LONDON (Reuters) - Pep Guardiola's 100th Premier League game in charge of Manchester City had looked all set within the first half-minute at Newcastle United to be just the latest record-breaking milestone in his triumphant English reign.
Instead, it turned into the mystifying ordeal of a wholly unexpected 2-1 defeat at St James' Park that leaves the brilliant Spanish coach facing the toughest challenge of his City stewardship as he sees their title slipping away.
Sergio Aguero's goal in 24 seconds was quickest in any Premier League match this season but was only the prelude to one of City's most sluggish displays as Newcastle fought back to win with second-half goals from Salomon Rondon and a Matt Ritchie penalty.
It left City still four points behind Liverpool at the top of the table, with Juergen Klopp's pacesetters now having the chance to stretch the lead to an intimidating seven when they host Leicester City on Wednesday.
It left Guardiola sounding just a little resigned as he pondered how his men can possibly claw back that deficit against a Liverpool side that has lost just once in the league this season -- against City at the start of the month.
"We had a chance today to reduce the lead. Tomorrow is a game for our opponent (Liverpool). When you are behind, you have to win games and we couldn't do that," he said.
City have been touted as the potential winners of four trophies this season -- not by Guardiola himself, it should be said -- but this loss made any such talk seem fanciful.
"I know the challenge is big, being in all competitions is what it is," shrugged Guardiola. "If you want to go up as a club, you have to accept that challenge. I prefer to be in that position."
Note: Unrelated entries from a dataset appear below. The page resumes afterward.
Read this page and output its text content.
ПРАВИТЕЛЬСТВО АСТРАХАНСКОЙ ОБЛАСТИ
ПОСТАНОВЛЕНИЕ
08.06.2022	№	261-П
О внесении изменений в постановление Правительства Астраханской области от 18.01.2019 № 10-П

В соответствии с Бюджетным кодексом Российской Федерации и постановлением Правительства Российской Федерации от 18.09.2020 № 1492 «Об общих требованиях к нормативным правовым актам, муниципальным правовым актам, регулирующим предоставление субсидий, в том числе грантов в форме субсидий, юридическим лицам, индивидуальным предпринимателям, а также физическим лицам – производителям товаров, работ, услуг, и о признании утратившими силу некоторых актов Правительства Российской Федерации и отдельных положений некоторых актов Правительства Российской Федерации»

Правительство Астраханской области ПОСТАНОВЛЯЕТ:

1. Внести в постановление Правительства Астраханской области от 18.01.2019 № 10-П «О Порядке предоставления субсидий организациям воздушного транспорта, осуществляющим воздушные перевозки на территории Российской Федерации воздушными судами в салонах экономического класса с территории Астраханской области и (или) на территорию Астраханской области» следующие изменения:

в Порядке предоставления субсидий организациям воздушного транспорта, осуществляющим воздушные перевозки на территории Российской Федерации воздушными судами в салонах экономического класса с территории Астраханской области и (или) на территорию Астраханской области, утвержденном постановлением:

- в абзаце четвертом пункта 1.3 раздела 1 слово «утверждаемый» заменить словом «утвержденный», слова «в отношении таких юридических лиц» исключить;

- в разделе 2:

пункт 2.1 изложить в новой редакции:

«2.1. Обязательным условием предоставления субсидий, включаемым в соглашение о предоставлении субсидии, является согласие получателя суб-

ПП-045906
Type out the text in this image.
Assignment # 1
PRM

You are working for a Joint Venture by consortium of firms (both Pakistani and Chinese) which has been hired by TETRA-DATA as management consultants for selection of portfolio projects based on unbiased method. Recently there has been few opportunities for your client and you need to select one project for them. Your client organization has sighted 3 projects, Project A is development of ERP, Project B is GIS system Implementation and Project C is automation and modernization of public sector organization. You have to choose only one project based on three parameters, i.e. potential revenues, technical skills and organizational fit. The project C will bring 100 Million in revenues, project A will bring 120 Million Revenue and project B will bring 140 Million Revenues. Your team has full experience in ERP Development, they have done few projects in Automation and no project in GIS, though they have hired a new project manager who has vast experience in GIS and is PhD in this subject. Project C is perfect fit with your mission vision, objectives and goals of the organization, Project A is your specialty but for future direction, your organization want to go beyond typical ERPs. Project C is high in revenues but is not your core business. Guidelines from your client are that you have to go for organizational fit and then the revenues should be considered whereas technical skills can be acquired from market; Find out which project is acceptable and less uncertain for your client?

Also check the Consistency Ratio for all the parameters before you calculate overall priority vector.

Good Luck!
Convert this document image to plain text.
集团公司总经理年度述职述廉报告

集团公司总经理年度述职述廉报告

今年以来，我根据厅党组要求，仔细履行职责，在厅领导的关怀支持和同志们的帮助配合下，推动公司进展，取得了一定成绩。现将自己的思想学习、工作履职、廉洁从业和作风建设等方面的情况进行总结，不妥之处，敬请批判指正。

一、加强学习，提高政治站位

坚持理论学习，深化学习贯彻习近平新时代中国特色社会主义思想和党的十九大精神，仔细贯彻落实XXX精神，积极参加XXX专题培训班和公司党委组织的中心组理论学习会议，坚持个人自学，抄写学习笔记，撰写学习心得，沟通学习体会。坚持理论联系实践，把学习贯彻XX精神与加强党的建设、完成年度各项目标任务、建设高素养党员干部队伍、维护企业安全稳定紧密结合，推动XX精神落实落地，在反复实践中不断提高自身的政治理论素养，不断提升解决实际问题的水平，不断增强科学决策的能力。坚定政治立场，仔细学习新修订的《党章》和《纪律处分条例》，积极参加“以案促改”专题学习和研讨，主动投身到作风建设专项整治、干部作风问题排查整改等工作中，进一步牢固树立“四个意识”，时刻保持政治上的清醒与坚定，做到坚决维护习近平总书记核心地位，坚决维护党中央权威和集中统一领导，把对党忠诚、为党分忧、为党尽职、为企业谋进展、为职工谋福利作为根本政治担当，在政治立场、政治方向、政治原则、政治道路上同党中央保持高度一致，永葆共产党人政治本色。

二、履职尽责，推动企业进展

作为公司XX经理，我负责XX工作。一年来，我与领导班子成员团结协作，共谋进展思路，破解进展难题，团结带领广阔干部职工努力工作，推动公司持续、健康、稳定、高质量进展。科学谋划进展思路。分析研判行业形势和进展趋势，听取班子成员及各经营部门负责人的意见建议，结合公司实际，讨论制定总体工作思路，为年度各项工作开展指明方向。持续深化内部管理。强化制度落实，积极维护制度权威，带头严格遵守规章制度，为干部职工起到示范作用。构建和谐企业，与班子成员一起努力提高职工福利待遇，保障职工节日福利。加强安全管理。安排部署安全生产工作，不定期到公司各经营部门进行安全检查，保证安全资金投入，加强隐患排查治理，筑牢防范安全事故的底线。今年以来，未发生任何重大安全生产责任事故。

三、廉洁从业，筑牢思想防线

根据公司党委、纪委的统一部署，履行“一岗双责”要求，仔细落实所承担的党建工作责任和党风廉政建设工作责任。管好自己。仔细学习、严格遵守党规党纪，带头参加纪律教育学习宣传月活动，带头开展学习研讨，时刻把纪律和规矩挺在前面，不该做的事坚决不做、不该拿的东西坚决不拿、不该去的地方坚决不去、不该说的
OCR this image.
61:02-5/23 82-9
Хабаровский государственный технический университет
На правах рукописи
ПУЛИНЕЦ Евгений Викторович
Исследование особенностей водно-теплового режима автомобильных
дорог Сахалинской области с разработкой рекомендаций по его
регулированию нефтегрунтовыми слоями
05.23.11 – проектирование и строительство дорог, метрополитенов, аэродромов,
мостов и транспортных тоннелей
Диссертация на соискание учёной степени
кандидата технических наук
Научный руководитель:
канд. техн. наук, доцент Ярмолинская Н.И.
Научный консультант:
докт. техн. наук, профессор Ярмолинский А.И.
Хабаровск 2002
The real shock for him, though, must have come in seeing a side that had stormed their way through January -- Aguero's was their 30th unanswered goal in their New Year rampage -- suddenly look flat and, frankly, quite careless.
"It was not our best night, we didn't make a good performance," he shrugged.
"We didn't take the rhythm of the game, it was slow and we weren't aggressive enough ... The game was not good. We did not defend the second ball well, we have to improve."
For once, City's unremitting pressing and cutting interplay was curiously absent and it meant Guardiola missed out on an outright record of achieving most wins in the Premier League era by any manager in their first 100 games.
It would have been his 74th win -- but instead he will now share that landmark with his old rival, Jose Mourinho, who won 73 of his first 100 with Chelsea while winning the title in successive years.
That's a feat that, for the moment, looks increasingly out of reach for the man who has long since usurped Mourinho as the Premier League's 'Special One'.